Couple of overall thoughts straight up: The power was immense and at low speed, so violent it threatened to overwhelm – but pure joy on the faster sections. A toy for big boys. Programming of engine settings were required to promote gentler throttle openings on the day which worked well but say again, pure joy around here …

The chassis was a loyal friend at least at this 75% pace although the heat of the tyres and geometric settings front & rear began asking questions of directional stability. Easily experimented with & corrected with a number of external influences to consider. Neither traction or retardation limits were reached either on these tyres at this speed. There’s much more to this chassis performance than meets the eye; it felt remarkably well educated …

Overall, everyone wanted to know what the predominant N1a handling characteristic was, but we refrained for provoking anything over the actual limit, past tyre slippage. Even making mistakes, the chassis handling was pretty bullet proof. Make that ‘neutral’ then.

Steering, argh the steering. Yes it was heavy in the two slow sections Vale-Club and Loop–Village & opposite lock would have been too hard & heavy to apply accurately should the throttle opening be injudicious. Dilemma is that power steering in a car of this weight is pretty unnecessary and soaks up feel but married to the correct ratio, might work better for normal tight street work. Like a number of options, this may come down to driver use & preferences

Otherwise, the gearbox operation needs to be made slicker, perhaps self-improving with ‘running in’ and the other pedal controls better matched, all of which can be completed back in the LCA shop. The Driver location & seat belt use was questionable for heavy or prolonged circuit use and a race seat was always going to be the option considered. But the N1a is surprisingly comfortable in it’s semi reclined position although for one of over 6 foot, the full effect of the slipstream was taken in the face, albeit no problem for a full face helmet.

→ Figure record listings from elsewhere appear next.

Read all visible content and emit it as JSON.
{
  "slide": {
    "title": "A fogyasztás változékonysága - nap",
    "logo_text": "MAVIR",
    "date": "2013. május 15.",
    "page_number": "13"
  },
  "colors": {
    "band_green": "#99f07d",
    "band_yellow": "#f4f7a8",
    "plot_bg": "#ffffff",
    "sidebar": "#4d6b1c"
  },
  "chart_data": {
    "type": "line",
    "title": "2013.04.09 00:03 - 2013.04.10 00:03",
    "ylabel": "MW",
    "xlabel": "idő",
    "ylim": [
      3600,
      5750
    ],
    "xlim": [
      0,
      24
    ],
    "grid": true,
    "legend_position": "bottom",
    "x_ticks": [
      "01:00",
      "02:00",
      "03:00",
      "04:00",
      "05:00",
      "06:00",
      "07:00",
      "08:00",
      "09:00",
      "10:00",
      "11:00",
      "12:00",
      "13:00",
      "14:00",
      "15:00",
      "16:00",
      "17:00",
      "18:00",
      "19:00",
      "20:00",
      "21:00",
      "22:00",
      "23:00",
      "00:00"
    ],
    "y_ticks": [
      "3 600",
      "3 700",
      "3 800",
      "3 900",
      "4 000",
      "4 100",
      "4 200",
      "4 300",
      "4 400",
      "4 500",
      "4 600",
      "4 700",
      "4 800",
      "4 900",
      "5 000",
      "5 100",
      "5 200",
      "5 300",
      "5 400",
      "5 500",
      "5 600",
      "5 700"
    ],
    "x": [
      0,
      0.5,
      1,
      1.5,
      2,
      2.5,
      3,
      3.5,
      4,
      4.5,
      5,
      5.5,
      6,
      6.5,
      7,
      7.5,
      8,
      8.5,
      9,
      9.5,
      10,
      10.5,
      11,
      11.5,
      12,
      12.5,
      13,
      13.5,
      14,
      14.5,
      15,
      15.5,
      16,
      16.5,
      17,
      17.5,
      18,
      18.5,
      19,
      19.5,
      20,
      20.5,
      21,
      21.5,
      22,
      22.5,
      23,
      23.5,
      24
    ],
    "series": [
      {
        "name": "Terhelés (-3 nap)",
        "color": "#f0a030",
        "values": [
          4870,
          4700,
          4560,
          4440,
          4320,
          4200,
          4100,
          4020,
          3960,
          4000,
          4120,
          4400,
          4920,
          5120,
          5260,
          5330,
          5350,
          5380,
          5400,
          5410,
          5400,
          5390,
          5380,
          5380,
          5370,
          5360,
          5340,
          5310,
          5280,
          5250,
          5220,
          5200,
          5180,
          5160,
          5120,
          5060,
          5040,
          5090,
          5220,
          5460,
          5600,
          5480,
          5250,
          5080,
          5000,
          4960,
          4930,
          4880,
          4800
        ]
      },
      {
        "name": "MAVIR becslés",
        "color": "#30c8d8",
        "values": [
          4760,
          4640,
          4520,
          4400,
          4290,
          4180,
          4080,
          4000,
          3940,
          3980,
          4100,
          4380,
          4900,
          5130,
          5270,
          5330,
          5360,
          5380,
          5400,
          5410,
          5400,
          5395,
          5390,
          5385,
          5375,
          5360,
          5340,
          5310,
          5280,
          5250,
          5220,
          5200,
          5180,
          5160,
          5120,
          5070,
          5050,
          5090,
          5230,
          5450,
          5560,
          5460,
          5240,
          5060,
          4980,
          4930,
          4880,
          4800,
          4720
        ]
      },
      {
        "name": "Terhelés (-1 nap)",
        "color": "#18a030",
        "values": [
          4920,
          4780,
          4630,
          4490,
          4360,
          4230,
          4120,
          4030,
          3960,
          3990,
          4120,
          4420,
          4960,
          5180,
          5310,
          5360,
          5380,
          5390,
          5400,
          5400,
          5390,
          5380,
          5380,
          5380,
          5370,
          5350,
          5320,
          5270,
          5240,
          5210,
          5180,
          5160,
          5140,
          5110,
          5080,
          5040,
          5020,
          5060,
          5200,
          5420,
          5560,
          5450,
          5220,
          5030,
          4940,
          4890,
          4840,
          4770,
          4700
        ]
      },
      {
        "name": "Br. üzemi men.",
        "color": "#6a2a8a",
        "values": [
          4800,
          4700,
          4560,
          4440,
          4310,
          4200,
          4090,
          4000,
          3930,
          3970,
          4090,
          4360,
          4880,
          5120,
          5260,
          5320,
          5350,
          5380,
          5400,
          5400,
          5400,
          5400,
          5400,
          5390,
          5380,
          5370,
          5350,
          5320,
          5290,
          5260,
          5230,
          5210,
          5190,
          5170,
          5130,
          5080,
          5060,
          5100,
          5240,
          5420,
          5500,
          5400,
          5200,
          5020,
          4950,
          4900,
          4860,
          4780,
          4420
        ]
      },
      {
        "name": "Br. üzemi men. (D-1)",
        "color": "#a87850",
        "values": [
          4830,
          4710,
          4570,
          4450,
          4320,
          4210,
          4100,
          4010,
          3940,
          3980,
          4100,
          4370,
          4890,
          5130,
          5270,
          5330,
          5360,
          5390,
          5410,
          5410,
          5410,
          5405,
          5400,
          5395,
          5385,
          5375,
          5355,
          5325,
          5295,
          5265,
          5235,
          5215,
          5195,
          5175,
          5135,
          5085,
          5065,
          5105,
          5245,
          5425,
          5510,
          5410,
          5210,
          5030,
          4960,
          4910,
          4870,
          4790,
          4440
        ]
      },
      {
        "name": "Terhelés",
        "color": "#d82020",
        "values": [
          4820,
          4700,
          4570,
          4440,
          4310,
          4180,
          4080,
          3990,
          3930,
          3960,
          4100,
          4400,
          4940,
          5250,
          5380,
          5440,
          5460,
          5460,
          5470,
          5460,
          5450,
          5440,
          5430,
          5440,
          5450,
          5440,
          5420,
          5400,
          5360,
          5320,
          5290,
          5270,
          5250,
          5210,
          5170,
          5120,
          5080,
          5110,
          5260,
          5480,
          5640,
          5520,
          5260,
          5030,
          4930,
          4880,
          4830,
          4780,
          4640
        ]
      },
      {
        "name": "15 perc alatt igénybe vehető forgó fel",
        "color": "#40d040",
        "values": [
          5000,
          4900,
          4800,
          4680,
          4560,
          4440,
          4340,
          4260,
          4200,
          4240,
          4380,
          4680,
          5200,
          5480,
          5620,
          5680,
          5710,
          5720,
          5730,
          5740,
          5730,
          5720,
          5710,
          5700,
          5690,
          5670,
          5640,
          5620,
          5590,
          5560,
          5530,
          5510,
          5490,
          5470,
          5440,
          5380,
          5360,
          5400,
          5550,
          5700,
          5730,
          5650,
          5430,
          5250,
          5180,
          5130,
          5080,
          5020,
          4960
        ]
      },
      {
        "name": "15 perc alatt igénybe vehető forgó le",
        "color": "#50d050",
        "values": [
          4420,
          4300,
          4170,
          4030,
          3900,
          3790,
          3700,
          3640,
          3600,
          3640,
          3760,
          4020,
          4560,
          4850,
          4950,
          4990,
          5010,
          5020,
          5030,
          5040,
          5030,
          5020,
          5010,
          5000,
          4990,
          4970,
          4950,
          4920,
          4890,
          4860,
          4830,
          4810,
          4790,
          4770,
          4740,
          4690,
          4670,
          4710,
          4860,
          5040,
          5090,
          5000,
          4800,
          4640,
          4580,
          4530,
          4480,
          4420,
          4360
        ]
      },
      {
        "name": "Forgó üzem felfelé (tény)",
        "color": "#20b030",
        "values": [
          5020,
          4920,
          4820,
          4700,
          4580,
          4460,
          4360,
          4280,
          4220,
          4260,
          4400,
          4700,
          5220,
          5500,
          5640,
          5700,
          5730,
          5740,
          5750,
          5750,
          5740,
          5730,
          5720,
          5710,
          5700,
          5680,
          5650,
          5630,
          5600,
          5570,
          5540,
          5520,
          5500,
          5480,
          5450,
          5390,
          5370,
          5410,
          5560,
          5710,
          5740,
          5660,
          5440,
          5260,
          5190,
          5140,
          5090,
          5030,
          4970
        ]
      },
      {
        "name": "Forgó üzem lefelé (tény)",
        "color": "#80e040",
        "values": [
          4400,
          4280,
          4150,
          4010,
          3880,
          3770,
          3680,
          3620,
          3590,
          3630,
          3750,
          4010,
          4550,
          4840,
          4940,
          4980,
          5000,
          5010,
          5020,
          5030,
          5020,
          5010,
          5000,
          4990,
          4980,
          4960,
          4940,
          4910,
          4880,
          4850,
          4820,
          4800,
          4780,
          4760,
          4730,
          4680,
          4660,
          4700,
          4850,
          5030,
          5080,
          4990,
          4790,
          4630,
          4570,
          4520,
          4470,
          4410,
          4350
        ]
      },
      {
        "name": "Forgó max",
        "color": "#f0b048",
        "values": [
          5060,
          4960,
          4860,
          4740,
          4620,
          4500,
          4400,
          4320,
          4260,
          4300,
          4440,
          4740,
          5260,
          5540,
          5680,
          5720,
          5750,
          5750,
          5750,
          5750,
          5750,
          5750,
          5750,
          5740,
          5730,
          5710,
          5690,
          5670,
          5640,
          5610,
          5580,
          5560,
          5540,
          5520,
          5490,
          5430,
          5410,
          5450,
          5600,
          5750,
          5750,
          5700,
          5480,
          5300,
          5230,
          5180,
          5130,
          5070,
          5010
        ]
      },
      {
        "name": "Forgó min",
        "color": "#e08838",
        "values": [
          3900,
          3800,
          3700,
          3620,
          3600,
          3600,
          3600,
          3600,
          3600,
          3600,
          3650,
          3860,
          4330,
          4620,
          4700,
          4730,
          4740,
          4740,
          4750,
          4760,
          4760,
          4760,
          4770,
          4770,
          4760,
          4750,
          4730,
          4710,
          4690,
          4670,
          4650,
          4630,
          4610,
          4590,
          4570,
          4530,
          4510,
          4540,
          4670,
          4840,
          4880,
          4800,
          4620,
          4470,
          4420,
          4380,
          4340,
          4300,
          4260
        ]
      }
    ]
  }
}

Worth mentioning the mirrors again, as they were so good no matter how fast the car travelled and catching traffic could be seen some way off. Instrumentation would prove more useful with familiarisation no doubt.

We came away from the 6th with a comprehensive job list. But we repeat, most of this was a question of adjustments and settings minutia. Unless you are considering paddle shift auto change box or late circuit mods optimising downforce which will changes the basic premise of this original build, then this specification offers so much pure driving entertainment & indulgence.

If any further details are required on any of the above, please contact me John Morrison on 07767 277775. We can discuss …

IN SUMMARY

The N1a that day felt like a resurrection of all the things I love about fast cars & their engineering development challenges. We found that day that we have a car, a platform which was without treachery. It now encourages further speed and development and no doubt, heavier issues to work through. As a low speed road going project, now, this is as much about personal preferences which, wearing our sales hat on, is about thorough understandings of cars, environments and potential owners.